The committee has specifically voted to remove the statement “efficacy has not been demonstrated in non-ambulatory patients” from the therapy’s label. If accepted by the European Commission, which makes the final decision based on CHMP’s recommendation, the change is also expected to support continued reimbursement and access to the medication in patients who become non-ambulatory over the course of treatment.
Translarna is approved — with conditions — in the European Union for DMD
patients 2 years and older who carry nonsense mutations in the DMD gene and are able to walk. Butclinical trials and real-world evidence have demonstrated it is also able to improve walking ability and patient outcomes beyond the loss of walking ability.
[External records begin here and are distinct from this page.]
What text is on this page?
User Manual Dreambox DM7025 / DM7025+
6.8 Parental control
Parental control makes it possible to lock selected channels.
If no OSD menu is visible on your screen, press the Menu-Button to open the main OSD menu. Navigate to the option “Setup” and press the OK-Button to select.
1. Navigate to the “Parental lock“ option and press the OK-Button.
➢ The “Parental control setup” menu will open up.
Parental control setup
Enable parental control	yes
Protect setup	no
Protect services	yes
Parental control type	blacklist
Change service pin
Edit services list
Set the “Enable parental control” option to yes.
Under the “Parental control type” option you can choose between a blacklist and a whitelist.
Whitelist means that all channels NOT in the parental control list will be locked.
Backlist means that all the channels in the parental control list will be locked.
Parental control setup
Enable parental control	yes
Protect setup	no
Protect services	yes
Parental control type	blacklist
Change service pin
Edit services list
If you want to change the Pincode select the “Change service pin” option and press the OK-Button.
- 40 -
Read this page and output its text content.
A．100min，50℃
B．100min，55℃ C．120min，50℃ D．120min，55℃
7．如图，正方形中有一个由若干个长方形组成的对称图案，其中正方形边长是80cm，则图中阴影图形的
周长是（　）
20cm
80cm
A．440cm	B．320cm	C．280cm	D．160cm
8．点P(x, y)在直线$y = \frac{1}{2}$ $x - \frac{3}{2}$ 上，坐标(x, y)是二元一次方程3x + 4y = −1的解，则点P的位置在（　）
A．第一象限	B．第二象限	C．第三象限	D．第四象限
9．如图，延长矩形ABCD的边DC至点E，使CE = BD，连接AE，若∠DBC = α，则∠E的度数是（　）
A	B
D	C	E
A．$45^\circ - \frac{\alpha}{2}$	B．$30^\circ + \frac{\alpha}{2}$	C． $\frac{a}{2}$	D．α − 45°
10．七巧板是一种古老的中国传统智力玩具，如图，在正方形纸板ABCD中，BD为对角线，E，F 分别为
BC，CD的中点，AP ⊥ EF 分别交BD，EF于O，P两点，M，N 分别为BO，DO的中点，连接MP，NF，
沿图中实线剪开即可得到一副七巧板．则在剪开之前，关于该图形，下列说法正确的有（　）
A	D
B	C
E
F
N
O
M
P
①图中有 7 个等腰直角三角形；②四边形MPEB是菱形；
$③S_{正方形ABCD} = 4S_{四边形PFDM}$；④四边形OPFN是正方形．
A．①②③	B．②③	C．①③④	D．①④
Long-term data from Study 019 (NCT01557400), an open-label extension study, found that Translarna preserves lung function in non-ambulatory (unable to walk without assistance) DMD patients for an additional four years, compared to an
historical group of patients receiving standard treatment in the Duchenne Natural History Study (DNHS; NCT00468832).
The DNHS, conducted by the Cooperative International Neuromuscular Research Group, is the largest observational, longitudinal study assessing the natural course of the disease.
Results from the ongoing STRIDE registry (NCT02369731) — an observational study across more than 50 care centers in Europe and Israel — also demonstrated that boys receiving Translarna plus standard treatment retained their ability to walk independently for an additional 3.5 years compared to those receiving standard care alone in the DNHS.
Translarna also preserved lung function in boys receiving it in the STRIDE trial.
Compared to their counterparts in the natural history study, these boys gained healthy lung function for longer periods. Respiratory failure is a leading cause of death among DMD patients, so preserving lung function is a key therapeutic priority.